Einen Regenkombi für den Fahrer ersetzt die RS- Verkleidung nicht. Der Fahrer wird bei Regen nass – ganz klar. Aber wegen des fehlenden Windrucks wird der Regen nicht mit Gewalt auf die Kleidung gedrückt. Eine Lederkombi, die Lederhandschuhe werden erheblich später durchnässt. Leider müssen bei Regen auch die Schuhe durch Überzieher geschützt werden, denn der Wind treibt das Wasser zwischen Zylinder und Verkleidung hindurch, die Schuhe befinden sich in der Spritzzone. Das Unterteil der Verkleidung wird sogar von innen eingesprüht.

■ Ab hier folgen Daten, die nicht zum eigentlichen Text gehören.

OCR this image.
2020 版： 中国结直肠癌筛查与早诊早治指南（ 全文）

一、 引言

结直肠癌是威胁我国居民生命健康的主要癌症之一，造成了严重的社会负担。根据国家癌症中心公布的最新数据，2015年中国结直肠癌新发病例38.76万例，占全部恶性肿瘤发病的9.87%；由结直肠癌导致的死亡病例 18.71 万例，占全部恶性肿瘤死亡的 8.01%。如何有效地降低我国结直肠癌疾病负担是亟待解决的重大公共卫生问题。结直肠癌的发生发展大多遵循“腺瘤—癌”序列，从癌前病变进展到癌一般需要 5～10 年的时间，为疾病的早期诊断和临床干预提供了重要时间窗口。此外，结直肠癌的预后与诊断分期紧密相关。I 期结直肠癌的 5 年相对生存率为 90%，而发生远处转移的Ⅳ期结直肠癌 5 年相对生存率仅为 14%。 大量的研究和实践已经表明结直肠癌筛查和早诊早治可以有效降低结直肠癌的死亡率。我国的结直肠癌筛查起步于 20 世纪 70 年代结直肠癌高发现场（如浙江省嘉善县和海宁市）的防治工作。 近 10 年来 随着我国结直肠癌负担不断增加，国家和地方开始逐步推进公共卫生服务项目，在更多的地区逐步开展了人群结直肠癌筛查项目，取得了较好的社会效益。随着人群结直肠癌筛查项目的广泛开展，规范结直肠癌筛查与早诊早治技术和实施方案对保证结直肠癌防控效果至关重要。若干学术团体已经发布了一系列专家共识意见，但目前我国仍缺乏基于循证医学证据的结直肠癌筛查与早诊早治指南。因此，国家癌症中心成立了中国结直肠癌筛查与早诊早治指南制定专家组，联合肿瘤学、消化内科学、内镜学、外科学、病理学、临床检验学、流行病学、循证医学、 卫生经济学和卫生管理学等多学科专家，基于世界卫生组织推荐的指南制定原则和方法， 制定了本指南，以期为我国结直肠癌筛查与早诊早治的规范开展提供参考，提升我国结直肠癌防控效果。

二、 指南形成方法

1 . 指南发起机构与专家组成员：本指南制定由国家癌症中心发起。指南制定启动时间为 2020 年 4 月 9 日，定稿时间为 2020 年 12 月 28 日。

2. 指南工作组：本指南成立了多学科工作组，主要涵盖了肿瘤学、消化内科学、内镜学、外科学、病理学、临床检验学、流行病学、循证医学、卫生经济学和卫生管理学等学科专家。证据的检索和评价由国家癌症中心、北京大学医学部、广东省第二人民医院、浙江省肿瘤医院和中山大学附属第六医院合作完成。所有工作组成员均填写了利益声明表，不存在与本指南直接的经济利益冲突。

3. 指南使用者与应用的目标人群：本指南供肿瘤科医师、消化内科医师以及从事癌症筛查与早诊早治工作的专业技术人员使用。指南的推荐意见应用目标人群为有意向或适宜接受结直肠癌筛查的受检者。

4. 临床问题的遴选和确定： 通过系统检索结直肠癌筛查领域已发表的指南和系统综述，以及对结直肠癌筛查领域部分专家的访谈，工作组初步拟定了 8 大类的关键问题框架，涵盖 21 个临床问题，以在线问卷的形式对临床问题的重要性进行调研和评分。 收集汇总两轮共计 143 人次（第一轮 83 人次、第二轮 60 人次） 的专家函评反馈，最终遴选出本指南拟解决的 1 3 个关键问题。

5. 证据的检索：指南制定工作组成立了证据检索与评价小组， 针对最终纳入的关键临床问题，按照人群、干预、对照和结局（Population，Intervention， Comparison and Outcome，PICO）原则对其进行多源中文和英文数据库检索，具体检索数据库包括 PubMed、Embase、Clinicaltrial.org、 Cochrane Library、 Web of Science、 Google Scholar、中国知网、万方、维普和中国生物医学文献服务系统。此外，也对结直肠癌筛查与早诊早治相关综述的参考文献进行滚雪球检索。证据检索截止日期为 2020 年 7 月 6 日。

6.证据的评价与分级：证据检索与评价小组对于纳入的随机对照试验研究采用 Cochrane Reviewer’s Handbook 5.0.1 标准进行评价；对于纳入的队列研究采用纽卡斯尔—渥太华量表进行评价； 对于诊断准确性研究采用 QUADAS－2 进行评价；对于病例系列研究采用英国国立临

Reinigungsarbeiten werden aufgrund der Vollverkleidung mühselig und zeitraubend. Am besten man geht mit der Meditationsmentalität von Zen-Mönchen an die Arbeit. Soll die R 100 RS nicht nur sauber, sondern „porentief rein“ werden, benötigt man schon die Mentalität eines ganzen Klosters mit 100 Mönchen. Spaß beiseite: Hochdruckreiniger sind bei den alten Boxermotoren verboten! Ideal ist ein ganzes Set von dicken und dünnen, langen und kurzen Pinseln und Bürsten. Zeitraubend und mühselig ist auch der Wechsel des Ölfilters. Diese Arbeit wird im Wortsinn von Fummelei begleitet. Da ist es schon gut, dass die Verkleidung auch in Teilen schnell demontiert und montiert werden kann.
Alle anderen Wartungsarbeiten (Ventilspiel, Vergaser, Ölstands Kontrolle, etc.) sind problemlos und schnell zu erledigen, so wie bei allen 2-Ventil-Boxern.
Der Fahrkomfort dieses Klassikers ist – auch unter modernen Maßstäben- sehr gut. Leider vibriert der Motor zwischen 4000 U/Min. und 5000 U/min. doch spürbar. Das Kribbeln in den Lenkerenden wird auf langen Strecken richtig unangenehm. Dummerweise ist das auch noch der Geschwindigkeitsbereich rund um 130 km/h. Daher: Richtgeschwindigkeit, Nein Danke. Entweder man fährt um die 110 km/h oder man fährt 140 km/h und mehr. Vielleicht sollte ich doch noch einmal das Gewicht der Kolben, der Pleuel überarbeiten bzw. zwischen beiden Zylindern anpassen lassen. Ob das hilft???
Während der 10.000 km innerhalb von 11 Monaten wurden nur wenige Wartungs-, Reparaturarbeiten nötig: Öl und Filter wechseln, das Ventilspiel musste nur kontrolliert werden, Vergaser synchronisieren, neuer Hinterradreifen und eine neue Dichtung im Kardangehäuse (Hinterrad). Das war‘s. Das ist nun mal die übliche Zuverlässigkeit eines gepflegten BMW 2-Ventilers.
Sie fragen, ob ich die R 100 RS nochmals kaufen würde? Eindeutig JA!
Die R 100 RS ist nicht nur ein stilvoller Klassiker, nicht nur eine Design-Ikone und ein Meilenstein in der Motorradgeschichte (überall wo ich sie parke, stehen sofort Bewunderer vor der Maschine), sie hat auch nach über 30 Jahren immer noch einen hohen Gebrauchs- und Nutzwert. Ach ja, Wertverlust gibt es bei einem solchen Klassiker nicht mehr. Der Wert dürfte eher steigen. Welches moderne Bike kann das bieten?